Nuon Chea was accused of playing a critical role in a regime which left up to two million people dead of starvation, disease, overwork and executions between 1975 and 1979.
He and his fellow defendant Khieu Samphan were "dictators who controlled Cambodians by brutal force and fear", according to prosecutor William Smith.

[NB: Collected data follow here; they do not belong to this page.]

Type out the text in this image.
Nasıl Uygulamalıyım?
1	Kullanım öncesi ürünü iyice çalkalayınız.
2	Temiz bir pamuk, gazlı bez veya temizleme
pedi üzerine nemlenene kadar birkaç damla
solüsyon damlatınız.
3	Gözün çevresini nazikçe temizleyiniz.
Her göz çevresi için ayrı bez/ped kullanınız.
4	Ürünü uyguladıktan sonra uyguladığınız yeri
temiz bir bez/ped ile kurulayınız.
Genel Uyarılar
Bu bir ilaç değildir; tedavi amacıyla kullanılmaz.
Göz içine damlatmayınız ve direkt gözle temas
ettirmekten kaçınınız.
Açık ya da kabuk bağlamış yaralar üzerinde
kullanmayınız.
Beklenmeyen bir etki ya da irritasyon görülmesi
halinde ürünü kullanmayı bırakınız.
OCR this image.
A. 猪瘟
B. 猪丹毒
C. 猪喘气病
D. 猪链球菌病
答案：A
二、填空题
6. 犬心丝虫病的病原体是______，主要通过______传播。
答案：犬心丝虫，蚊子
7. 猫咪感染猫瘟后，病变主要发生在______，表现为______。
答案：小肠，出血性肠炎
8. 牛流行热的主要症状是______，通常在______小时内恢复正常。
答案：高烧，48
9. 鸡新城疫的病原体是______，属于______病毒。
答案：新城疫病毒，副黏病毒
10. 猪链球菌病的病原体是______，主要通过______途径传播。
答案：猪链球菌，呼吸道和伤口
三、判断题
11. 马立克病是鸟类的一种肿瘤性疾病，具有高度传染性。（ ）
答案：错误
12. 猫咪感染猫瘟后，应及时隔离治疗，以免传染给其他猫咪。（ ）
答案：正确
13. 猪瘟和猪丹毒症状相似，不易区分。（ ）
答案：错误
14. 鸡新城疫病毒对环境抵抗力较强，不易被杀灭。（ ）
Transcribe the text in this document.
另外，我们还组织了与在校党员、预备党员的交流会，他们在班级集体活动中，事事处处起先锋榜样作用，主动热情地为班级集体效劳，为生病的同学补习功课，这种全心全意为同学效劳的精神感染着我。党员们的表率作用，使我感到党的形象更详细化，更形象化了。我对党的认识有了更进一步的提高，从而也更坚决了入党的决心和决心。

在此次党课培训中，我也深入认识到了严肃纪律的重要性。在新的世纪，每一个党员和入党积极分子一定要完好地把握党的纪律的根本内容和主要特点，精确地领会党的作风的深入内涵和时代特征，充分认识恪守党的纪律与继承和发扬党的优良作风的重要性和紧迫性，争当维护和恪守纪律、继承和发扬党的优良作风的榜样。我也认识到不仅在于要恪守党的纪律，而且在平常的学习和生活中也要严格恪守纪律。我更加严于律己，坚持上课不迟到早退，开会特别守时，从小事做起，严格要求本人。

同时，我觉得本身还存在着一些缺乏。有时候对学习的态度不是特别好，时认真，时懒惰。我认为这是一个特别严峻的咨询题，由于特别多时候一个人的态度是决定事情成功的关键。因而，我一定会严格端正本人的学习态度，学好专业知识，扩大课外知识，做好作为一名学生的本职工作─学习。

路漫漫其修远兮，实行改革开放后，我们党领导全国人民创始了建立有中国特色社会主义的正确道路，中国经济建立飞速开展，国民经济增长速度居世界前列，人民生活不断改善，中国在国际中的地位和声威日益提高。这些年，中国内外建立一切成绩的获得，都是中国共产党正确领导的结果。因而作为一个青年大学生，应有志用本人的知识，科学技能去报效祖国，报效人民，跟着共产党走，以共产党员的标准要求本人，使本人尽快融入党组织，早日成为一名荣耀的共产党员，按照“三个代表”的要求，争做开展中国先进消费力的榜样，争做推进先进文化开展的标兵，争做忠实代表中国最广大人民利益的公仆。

"They brutalised and dehumanised their own people and kept spilling blood for power," he said.

Secretive cadre
Born Long Bunruot in 1926 to a wealthy Chinese-Khmer family in Cambodia's northwest Battambang province, Nuon Chea studied law in Bangkok, where he joined the Communist Party of Thailand in 1950.
 
A year later he transferred membership to the Vietnamese-dominated Indochinese Communist Party, and rose quickly through the ranks of Cambodia's Maoist insurrection.
 
In April 1975, the communists defeated Cambodia's US-backed government and marched into Phnom Penh.
 
Nuon Chea, a secretive cadre even by the standards of one of the world's most enigmatic movements, was by then positioned as the second-in-command of the Khmer Rouge, also known as the Communist Party of Kampuchea (CPK).
 
It is unknown how many of the Khmer Rouge's victims were killed outright, but researchers believe the regime was systematically eliminating its "enemies", most likely on Nuon Chea's orders.
 
"There is substantial and compelling evidence that Nuon Chea, commonly known as 'Brother Number Two' played a leading role in devising the CPK's execution policies," wrote genocide scholars Stephen Heder and Brian Tittemore in their book "Seven Candidates for Prosecution".
 
"There is also substantial evidence that he played a central role in implementing those policies."
 
Nuon Chea became the first former regime leader living freely in Cambodia to be detained by the UN-backed tribunal in 2007.
 
Under detention in a purpose-built facility near the court, Nuon Chea has suffered a number of ailments including high blood pressure, acute bronchitis and heart disease.
 
Even so, judges rejected his lawyers' argument that he was unfit to stand trial.
 
In 1998, after the fall of the last stronghold of the Khmer Rouge, Nuon Chea defected to the government side led by current premier Hun Sen. He subsequently lived freely in the Thai border area until his arrest in 2007.
 
Since then, he has acknowledged deaths that took place under the regime he helped control, while denying he was in a position to stop the disaster that unfolded.
 
In the award-winning 2009 documentary "Enemies of the People", Cambodian film-maker Thet Sambath -- who lost his parents and a brother under the regime -- extracted startling revelations from him.
 
In the film, Nuon Chea can be seen sitting at a table in his modest wooden home, calmly telling Thet Sambath that the Khmer Rouge killed perceived traitors if they could not be "re-educated" or "corrected".
 
"These people were categorised as criminals... They were killed and destroyed. If we had let them live, the party line would have been hijacked. They were enemies of the people," he said.